Non-human if all conditions are met: UserType, Manager, and DisplayName are empty; MFA is false; LastLogin is nil.

Snowflake User

Non-human if any of the following conditions are met:

  • User is configured to use RSA public key authentication without a password.

  • User is a SNOWFLAKE user (a special user that is only used by Snowflake Support).

  • User is a WORKSHEETS_APP_USER user (the first time Snowsight is accessed in an account, Snowflake creates this internal account to support the web interface).

  • User's Type is one of the following Snowflake non-human account types: SERVICE, LEGACY_SERVICE, or SNOWFLAKE_SERVICE.

Workday Account

Non-human if UI sessions are not allowed; otherwise, assumed human.

Non-Human Identity (NHI) Enrichment Rules

Veza provides Non-Human Identity (NHI) Enrichment Rules to automate NHI labeling based on specific conditions. For example, you might assign users as non-human when their email contains “service-account-%”, “svc-%”, or is missing.

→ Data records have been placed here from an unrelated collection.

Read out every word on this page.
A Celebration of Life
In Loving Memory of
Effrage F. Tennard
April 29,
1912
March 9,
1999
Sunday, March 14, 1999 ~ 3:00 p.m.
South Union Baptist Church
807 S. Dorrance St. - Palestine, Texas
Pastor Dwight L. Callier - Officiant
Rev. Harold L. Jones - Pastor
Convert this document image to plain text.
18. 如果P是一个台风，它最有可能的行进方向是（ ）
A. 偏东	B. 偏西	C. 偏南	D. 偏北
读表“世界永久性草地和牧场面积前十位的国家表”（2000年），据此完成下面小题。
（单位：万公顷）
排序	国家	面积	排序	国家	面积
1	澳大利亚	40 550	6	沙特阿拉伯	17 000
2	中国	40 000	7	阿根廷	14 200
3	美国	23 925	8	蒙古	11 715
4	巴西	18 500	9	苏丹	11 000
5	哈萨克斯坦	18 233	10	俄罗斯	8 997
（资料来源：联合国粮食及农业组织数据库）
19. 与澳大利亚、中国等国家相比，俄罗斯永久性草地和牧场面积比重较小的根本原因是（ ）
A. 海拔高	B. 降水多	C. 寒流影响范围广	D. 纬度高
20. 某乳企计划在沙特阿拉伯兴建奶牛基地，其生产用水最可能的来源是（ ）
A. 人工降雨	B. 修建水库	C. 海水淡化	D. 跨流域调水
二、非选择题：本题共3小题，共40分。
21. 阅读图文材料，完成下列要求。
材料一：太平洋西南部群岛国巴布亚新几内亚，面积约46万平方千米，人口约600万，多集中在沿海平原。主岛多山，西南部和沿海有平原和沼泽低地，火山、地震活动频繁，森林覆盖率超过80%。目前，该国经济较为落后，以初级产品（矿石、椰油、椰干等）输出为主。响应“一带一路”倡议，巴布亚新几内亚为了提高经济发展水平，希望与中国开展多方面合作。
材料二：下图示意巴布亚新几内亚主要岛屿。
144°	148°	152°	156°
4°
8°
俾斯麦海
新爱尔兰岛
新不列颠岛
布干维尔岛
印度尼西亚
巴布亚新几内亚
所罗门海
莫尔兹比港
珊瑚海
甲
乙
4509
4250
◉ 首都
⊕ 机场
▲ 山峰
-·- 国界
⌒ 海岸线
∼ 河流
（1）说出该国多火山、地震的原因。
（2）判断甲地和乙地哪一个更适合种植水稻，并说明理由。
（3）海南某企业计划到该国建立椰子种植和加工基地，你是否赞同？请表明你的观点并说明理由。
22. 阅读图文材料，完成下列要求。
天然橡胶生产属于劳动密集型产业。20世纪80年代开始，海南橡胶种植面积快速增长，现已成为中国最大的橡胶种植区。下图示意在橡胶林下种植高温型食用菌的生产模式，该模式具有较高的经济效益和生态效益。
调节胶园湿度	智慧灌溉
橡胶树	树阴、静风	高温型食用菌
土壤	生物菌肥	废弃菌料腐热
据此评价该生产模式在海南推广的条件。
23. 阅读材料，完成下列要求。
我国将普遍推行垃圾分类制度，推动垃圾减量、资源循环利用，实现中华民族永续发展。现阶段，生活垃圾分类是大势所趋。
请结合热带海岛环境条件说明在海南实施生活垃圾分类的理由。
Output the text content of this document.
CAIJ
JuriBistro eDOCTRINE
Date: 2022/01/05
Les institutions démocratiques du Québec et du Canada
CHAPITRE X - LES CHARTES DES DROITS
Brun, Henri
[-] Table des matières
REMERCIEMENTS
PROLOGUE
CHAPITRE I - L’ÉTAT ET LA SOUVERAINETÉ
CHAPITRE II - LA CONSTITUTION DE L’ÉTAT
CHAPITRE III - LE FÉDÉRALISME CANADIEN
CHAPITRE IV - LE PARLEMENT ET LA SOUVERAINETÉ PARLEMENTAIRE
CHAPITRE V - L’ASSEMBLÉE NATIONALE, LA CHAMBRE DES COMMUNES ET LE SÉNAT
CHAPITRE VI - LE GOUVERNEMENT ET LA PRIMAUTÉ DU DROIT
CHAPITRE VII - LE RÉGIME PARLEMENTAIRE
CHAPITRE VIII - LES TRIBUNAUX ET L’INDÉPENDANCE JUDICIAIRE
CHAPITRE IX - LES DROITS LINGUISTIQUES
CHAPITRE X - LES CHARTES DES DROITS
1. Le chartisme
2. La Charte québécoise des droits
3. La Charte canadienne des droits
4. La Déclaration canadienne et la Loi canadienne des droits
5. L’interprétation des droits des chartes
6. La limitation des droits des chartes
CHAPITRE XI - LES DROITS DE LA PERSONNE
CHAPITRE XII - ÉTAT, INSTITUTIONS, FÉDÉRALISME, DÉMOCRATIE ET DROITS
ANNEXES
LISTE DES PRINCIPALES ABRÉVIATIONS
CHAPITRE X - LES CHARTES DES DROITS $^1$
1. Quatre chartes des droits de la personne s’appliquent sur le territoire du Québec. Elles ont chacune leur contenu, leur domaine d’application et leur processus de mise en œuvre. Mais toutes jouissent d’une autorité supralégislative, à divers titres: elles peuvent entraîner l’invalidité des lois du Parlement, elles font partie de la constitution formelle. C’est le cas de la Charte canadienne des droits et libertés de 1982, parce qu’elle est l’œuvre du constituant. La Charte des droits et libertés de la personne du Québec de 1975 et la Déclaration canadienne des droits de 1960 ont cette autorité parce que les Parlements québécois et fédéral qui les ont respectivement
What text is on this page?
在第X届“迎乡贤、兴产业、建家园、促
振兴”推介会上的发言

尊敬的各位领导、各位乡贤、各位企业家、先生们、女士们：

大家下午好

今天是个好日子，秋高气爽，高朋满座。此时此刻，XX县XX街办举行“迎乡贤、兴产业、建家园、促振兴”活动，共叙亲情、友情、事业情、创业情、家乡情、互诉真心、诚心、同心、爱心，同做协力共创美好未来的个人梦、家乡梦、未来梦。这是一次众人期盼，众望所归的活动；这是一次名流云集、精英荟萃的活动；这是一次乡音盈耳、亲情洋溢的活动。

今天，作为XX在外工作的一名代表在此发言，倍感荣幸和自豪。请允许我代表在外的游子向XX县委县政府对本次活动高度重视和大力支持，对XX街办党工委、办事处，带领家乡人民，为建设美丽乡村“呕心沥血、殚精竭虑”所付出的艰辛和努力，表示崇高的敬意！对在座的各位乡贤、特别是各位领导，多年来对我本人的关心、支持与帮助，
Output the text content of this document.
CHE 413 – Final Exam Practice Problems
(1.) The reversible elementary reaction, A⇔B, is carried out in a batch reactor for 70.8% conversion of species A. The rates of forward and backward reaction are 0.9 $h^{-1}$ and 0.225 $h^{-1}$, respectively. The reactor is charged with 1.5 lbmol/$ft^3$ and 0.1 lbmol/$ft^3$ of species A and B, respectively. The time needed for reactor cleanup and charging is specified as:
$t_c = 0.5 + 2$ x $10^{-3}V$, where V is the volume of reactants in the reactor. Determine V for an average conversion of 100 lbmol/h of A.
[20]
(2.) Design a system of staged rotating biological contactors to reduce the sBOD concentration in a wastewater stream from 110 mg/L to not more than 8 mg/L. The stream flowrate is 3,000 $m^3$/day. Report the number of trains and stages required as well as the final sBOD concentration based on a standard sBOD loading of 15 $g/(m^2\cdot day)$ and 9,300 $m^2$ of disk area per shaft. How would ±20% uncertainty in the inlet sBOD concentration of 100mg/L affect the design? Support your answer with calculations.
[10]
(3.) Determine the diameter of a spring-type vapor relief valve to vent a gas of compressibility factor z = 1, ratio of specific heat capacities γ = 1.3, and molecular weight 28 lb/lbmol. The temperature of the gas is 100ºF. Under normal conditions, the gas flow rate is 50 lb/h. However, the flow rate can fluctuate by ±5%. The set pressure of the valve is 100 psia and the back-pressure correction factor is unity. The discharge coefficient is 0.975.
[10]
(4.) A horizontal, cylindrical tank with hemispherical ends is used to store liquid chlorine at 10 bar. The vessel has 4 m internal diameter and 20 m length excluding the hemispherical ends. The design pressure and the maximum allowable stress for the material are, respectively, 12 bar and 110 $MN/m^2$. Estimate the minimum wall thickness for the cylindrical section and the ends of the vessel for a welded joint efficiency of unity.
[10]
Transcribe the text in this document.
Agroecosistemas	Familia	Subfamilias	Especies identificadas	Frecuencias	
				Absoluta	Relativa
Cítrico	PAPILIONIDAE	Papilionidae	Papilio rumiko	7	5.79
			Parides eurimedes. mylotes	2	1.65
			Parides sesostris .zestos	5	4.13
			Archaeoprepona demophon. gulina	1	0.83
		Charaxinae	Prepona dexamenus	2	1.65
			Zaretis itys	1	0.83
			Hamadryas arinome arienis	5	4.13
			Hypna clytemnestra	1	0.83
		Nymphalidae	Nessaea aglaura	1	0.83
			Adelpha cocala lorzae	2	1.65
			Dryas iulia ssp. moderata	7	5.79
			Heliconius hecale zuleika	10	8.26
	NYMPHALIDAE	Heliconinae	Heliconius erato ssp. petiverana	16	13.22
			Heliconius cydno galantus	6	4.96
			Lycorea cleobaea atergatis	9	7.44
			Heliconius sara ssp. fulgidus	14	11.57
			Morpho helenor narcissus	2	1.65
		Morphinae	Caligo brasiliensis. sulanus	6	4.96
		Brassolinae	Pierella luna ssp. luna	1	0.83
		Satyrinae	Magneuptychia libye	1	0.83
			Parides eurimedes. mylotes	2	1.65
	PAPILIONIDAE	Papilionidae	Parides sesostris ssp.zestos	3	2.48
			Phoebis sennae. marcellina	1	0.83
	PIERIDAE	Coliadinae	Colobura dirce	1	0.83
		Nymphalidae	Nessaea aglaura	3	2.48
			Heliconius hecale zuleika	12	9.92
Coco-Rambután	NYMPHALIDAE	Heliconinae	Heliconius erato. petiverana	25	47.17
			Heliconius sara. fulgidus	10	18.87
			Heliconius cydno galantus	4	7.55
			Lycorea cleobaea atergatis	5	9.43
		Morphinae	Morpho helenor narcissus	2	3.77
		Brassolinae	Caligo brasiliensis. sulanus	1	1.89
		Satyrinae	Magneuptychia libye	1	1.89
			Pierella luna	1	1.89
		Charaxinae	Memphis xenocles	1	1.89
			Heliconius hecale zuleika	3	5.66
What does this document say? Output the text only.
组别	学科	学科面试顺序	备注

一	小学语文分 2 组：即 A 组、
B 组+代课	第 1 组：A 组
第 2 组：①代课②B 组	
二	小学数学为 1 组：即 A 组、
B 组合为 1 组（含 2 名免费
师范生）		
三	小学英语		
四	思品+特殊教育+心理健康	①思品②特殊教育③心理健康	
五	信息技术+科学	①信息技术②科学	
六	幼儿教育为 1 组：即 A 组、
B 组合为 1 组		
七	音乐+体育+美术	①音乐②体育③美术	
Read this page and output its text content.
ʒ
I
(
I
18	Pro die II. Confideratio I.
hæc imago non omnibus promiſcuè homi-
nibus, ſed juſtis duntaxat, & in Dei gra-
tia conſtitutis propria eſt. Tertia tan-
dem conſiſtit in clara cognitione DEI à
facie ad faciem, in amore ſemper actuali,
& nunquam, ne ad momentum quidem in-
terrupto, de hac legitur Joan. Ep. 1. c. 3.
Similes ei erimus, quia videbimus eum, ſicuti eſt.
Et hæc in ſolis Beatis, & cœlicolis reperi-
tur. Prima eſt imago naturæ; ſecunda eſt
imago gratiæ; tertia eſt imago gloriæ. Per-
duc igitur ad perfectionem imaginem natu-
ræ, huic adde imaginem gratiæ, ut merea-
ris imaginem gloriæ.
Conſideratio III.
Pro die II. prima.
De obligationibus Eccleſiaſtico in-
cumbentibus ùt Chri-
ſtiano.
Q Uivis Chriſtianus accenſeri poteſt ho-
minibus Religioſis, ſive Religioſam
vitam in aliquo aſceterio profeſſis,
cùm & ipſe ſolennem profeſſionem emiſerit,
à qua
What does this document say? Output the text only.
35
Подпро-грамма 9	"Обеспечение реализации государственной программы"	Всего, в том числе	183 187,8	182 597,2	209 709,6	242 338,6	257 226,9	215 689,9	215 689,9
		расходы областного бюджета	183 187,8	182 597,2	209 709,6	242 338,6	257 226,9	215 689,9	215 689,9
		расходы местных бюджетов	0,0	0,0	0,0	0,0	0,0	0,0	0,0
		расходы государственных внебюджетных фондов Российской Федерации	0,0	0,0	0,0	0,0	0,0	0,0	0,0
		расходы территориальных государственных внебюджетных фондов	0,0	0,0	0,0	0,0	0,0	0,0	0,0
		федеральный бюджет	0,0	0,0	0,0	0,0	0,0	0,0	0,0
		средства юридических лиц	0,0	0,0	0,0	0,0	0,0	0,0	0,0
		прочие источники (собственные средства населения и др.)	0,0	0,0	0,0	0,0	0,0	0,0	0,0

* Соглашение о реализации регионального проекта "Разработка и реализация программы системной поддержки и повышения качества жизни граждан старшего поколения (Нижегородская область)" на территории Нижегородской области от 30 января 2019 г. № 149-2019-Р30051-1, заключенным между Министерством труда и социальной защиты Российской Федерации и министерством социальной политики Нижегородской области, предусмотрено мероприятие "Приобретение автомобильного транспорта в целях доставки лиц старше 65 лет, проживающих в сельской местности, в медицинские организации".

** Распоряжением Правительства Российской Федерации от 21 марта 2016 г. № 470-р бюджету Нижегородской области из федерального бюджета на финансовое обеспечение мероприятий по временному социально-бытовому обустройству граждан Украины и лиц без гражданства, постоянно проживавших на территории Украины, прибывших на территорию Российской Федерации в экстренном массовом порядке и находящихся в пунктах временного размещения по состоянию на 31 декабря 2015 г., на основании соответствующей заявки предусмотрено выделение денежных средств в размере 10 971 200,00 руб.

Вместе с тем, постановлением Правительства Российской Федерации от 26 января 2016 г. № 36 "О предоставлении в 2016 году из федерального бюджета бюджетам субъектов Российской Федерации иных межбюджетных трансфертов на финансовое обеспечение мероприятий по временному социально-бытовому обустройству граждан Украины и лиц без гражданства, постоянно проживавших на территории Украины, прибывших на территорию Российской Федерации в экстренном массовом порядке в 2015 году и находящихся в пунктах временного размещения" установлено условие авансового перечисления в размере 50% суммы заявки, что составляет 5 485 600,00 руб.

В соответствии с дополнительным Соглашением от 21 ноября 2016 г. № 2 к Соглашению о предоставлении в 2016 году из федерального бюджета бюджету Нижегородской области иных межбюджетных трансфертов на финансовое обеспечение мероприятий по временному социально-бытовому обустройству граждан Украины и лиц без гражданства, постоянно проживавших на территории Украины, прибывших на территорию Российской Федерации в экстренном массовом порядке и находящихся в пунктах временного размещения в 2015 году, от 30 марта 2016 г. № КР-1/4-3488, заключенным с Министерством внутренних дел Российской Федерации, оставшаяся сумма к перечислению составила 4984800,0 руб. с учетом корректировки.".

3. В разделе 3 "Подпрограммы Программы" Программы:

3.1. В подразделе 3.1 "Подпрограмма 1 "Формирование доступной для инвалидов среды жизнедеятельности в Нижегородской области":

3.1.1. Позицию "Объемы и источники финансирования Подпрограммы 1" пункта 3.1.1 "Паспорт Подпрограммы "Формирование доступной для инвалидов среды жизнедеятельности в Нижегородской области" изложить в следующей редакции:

Administrators can add rules on the Integrations > Enrichment page:

  1. Save a Query: In Query Builder, save a query that identifies the entities to mark as non-human. For example, you could query for SAP ECC Users where the Email or Name contains the text “system-”.

  2. Enable Enrichment Rules: Configure the saved query as an enrichment rule. When extracting metadata, Veza will update the Identity Type attribute for any entities that match the query conditions.